The backyard of my daughter’s new home is about the size of her welcome mat out front. Today’s backyards can’t compare with those of my home town of San Lorenzo. Ours was a mass of dirt and weeds, but to five spirited children, it was whatever our imaginations willed it to become — a battleground for toy soldiers, Wyatt Earp’s O.K. Corral, and sometimes, a ball park with the bases loaded.

Back then, every backyard had an incinerator for burning trash. Our 50-gallon metal drum stood by the back fence, a safe distance from the house. With four mischievous boys in the family, it was inevitable that the fence would soon end up as firewood.

The yard also boasted a metal swing set, which, when new, sported a shiny slide and swings.
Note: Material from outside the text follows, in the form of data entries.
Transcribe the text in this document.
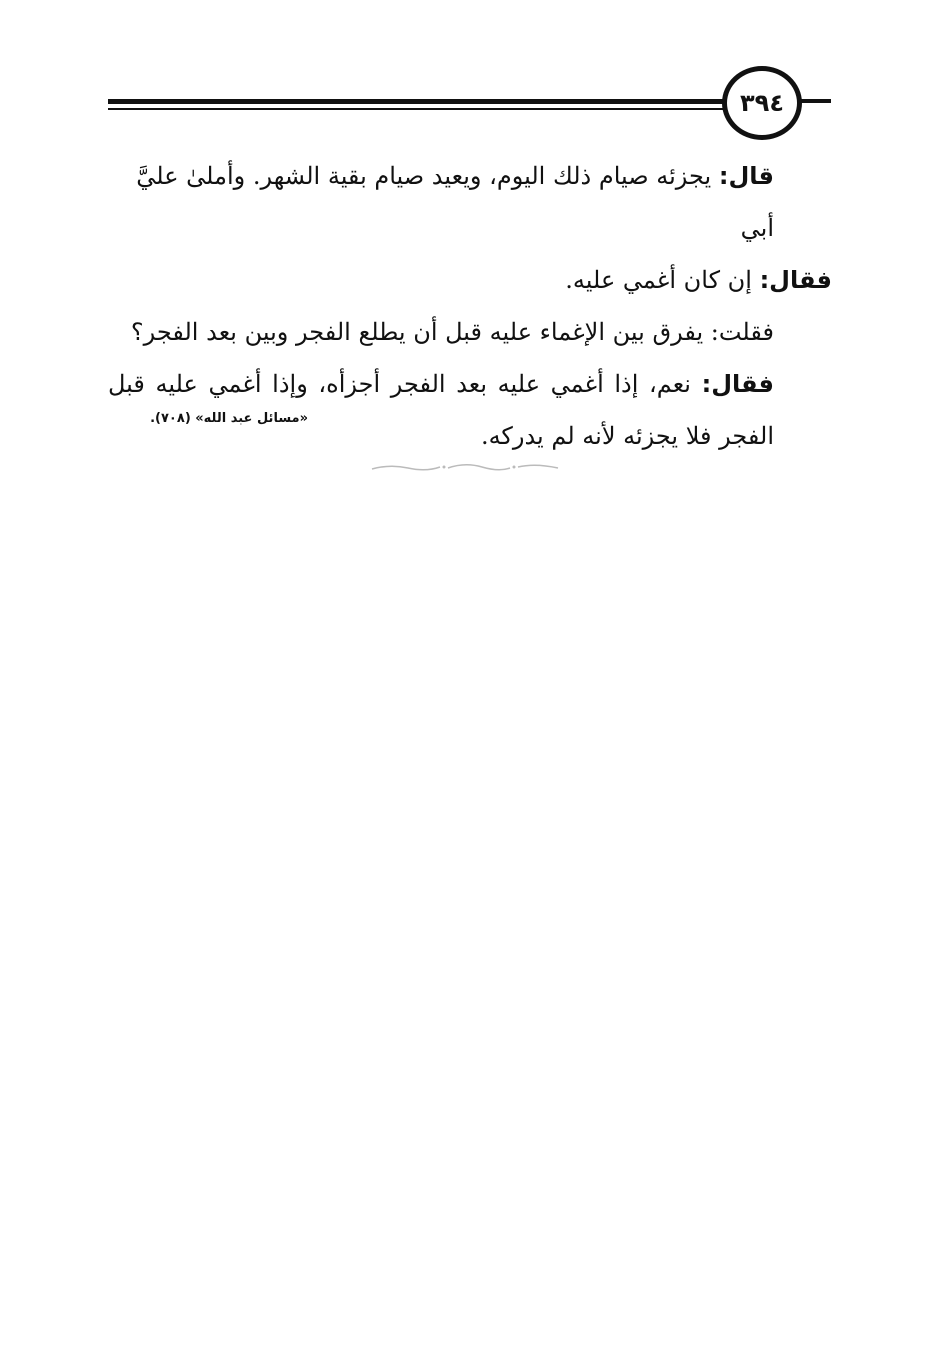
٣٩٤

قال: يجزئه صيام ذلك اليوم، ويعيد صيام بقية الشهر. وأملىٰ عليَّ أبي

فقال: إن كان أغمي عليه.

فقلت: يفرق بين الإغماء عليه قبل أن يطلع الفجر وبين بعد الفجر؟

فقال: نعم، إذا أغمي عليه بعد الفجر أجزأه، وإذا أغمي عليه قبل الفجر فلا يجزئه لأنه لم يدركه.

«مسائل عبد الله» (٧٠٨).
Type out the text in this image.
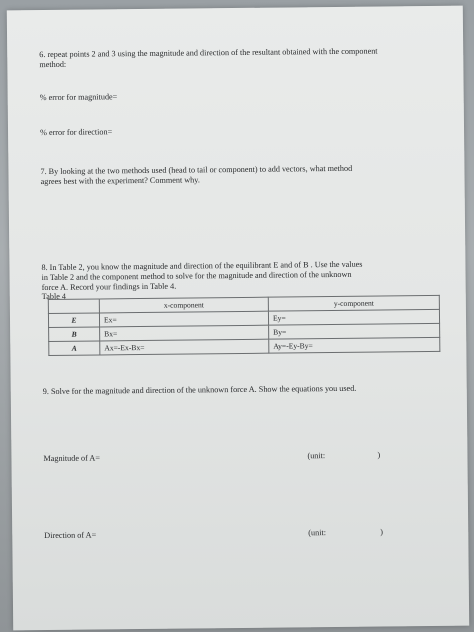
6. repeat points 2 and 3 using the magnitude and direction of the resultant obtained with the component
method:
% error for magnitude=
% error for direction=
7. By looking at the two methods used (head to tail or component) to add vectors, what method
agrees best with the experiment? Comment why.
8. In Table 2, you know the magnitude and direction of the equilibrant E and of B . Use the values
in Table 2 and the component method to solve for the magnitude and direction of the unknown
force A. Record your findings in Table 4.
Table 4
	x-component	y-component
E	Ex=	Ey=
B	Bx=	By=
A	Ax=-Ex-Bx=	Ay=-Ey-By=
9. Solve for the magnitude and direction of the unknown force A. Show the equations you used.
Magnitude of A=	(unit:	)
Direction of A=	(unit:	)
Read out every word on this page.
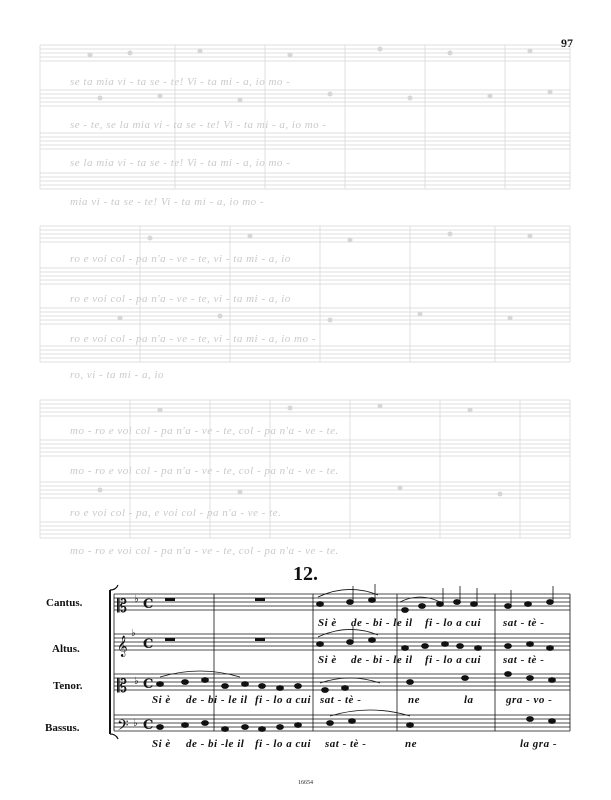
97
se ta mia vi - ta se - te! Vi - ta mi - a, io mo -
se - te, se la mia vi - ta se - te! Vi - ta mi - a, io mo -
se la mia vi - ta se - te! Vi - ta mi - a, io mo -
mia vi - ta se - te! Vi - ta mi - a, io mo -
ro e voi col - pa n'a - ve - te, vi - ta mi - a, io
ro e voi col - pa n'a - ve - te, vi - ta mi - a, io
ro e voi col - pa n'a - ve - te, vi - ta mi - a, io mo -
ro, vi - ta mi - a, io
mo - ro e voi col - pa n'a - ve - te, col - pa n'a - ve - te.
mo - ro e voi col - pa n'a - ve - te, col - pa n'a - ve - te.
ro e voi col - pa, e voi col - pa n'a - ve - te.
mo - ro e voi col - pa n'a - ve - te, col - pa n'a - ve - te.
12.
Cantus.
Altus.
Tenor.
Bassus.
𝄡
𝄞
𝄡
𝄢
♭
♭
♭
♭
C
C
C
C
Si è de - bi - le il fi - lo a cui sat - tè -
Si è de - bi - le il fi - lo a cui sat - tè -
Si è de - bi - le il fi - lo a cui sat - tè -	ne	la	gra - vo -
Si è de - bi - le il fi - lo a cui sat - tè -	ne	la gra -
16654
By the time my older brothers had outgrown it, the slide and swings were history, its bent framework being held together by rust – but I didn’t care. I would sit for hours on the crossbars of that forlorn swing set, watching as small bi-planes flew overhead from the nearby airport.
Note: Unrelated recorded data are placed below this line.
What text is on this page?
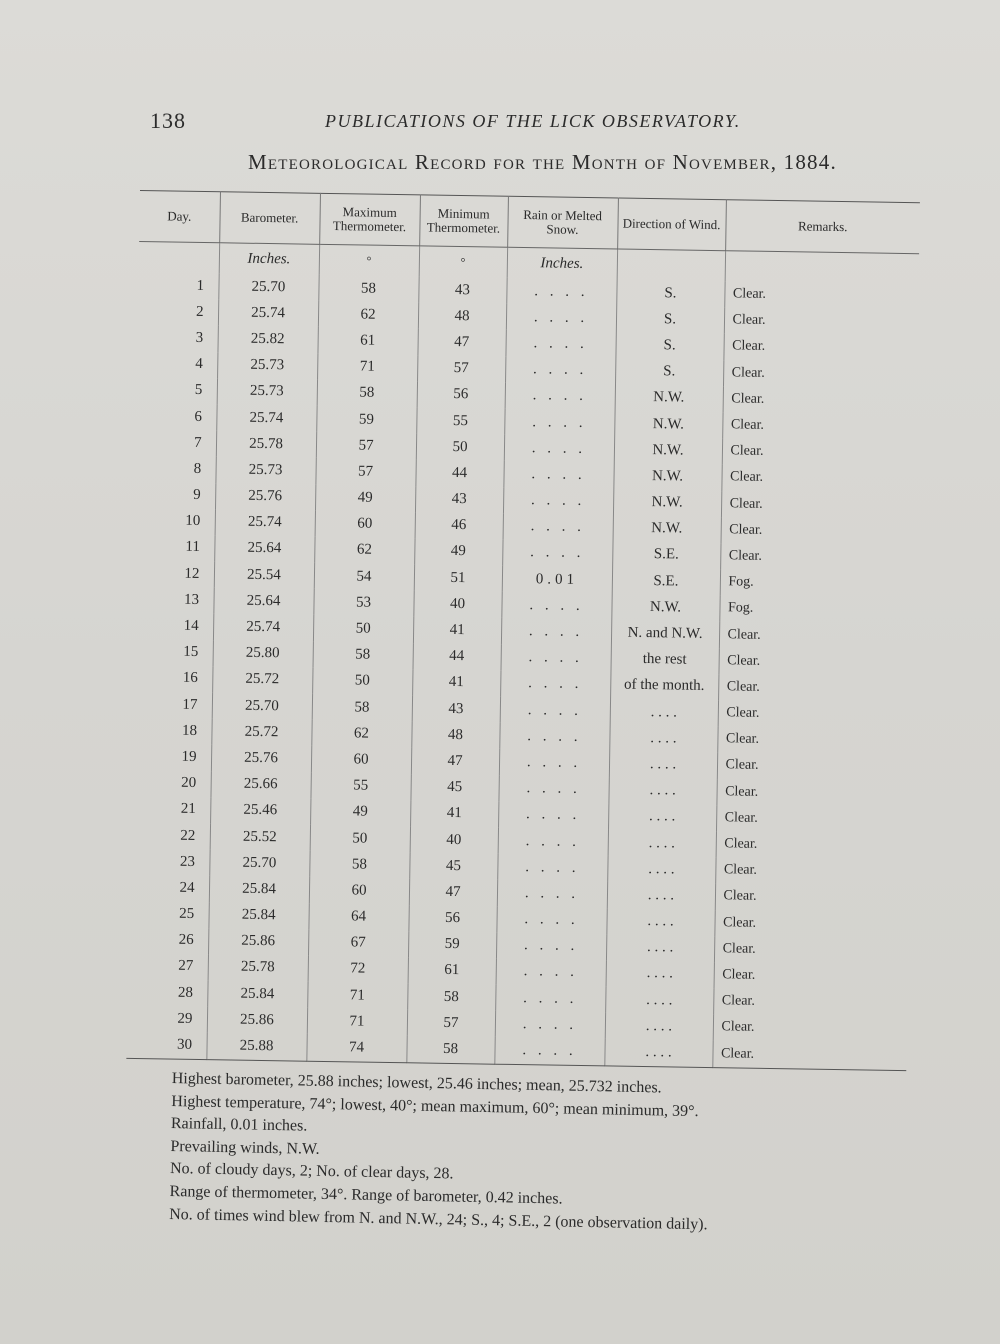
138	PUBLICATIONS OF THE LICK OBSERVATORY.
Meteorological Record for the Month of November, 1884.
Day.	Barometer.	Maximum Thermometer.	Minimum Thermometer.	Rain or Melted Snow.	Direction of Wind.	Remarks.
	Inches.	°	°	Inches.		
1	25.70	58	43	. . . .	S.	Clear.
2	25.74	62	48	. . . .	S.	Clear.
3	25.82	61	47	. . . .	S.	Clear.
4	25.73	71	57	. . . .	S.	Clear.
5	25.73	58	56	. . . .	N.W.	Clear.
6	25.74	59	55	. . . .	N.W.	Clear.
7	25.78	57	50	. . . .	N.W.	Clear.
8	25.73	57	44	. . . .	N.W.	Clear.
9	25.76	49	43	. . . .	N.W.	Clear.
10	25.74	60	46	. . . .	N.W.	Clear.
11	25.64	62	49	. . . .	S.E.	Clear.
12	25.54	54	51	0.01	S.E.	Fog.
13	25.64	53	40	. . . .	N.W.	Fog.
14	25.74	50	41	. . . .	N. and N.W.	Clear.
15	25.80	58	44	. . . .	the rest	Clear.
16	25.72	50	41	. . . .	of the month.	Clear.
17	25.70	58	43	. . . .	. . . .	Clear.
18	25.72	62	48	. . . .	. . . .	Clear.
19	25.76	60	47	. . . .	. . . .	Clear.
20	25.66	55	45	. . . .	. . . .	Clear.
21	25.46	49	41	. . . .	. . . .	Clear.
22	25.52	50	40	. . . .	. . . .	Clear.
23	25.70	58	45	. . . .	. . . .	Clear.
24	25.84	60	47	. . . .	. . . .	Clear.
25	25.84	64	56	. . . .	. . . .	Clear.
26	25.86	67	59	. . . .	. . . .	Clear.
27	25.78	72	61	. . . .	. . . .	Clear.
28	25.84	71	58	. . . .	. . . .	Clear.
29	25.86	71	57	. . . .	. . . .	Clear.
30	25.88	74	58	. . . .	. . . .	Clear.
Highest barometer, 25.88 inches; lowest, 25.46 inches; mean, 25.732 inches.
Highest temperature, 74°; lowest, 40°; mean maximum, 60°; mean minimum, 39°.
Rainfall, 0.01 inches.
Prevailing winds, N.W.
No. of cloudy days, 2; No. of clear days, 28.
Range of thermometer, 34°. Range of barometer, 0.42 inches.
No. of times wind blew from N. and N.W., 24; S., 4; S.E., 2 (one observation daily).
Years later, while readying the house for sale, we began the task of clearing the backyard. Beneath the overgrown shrubbery, evidence of our childhood could still be found. Discovered buried under the debris were the discarded toy soldiers, rusted cap guns, glass marbles, and even a few stray baseballs that had escaped being hit over the neighbor’s fence.

My grandchildren have a backyard the size of a welcome mat. They don’t draw circles in the dirt to play marbles, pile up mounds of earth to form blockades for toy army men, and will probably never know the joy of sitting on a rusted swing set watching a bi-plane fly overhead.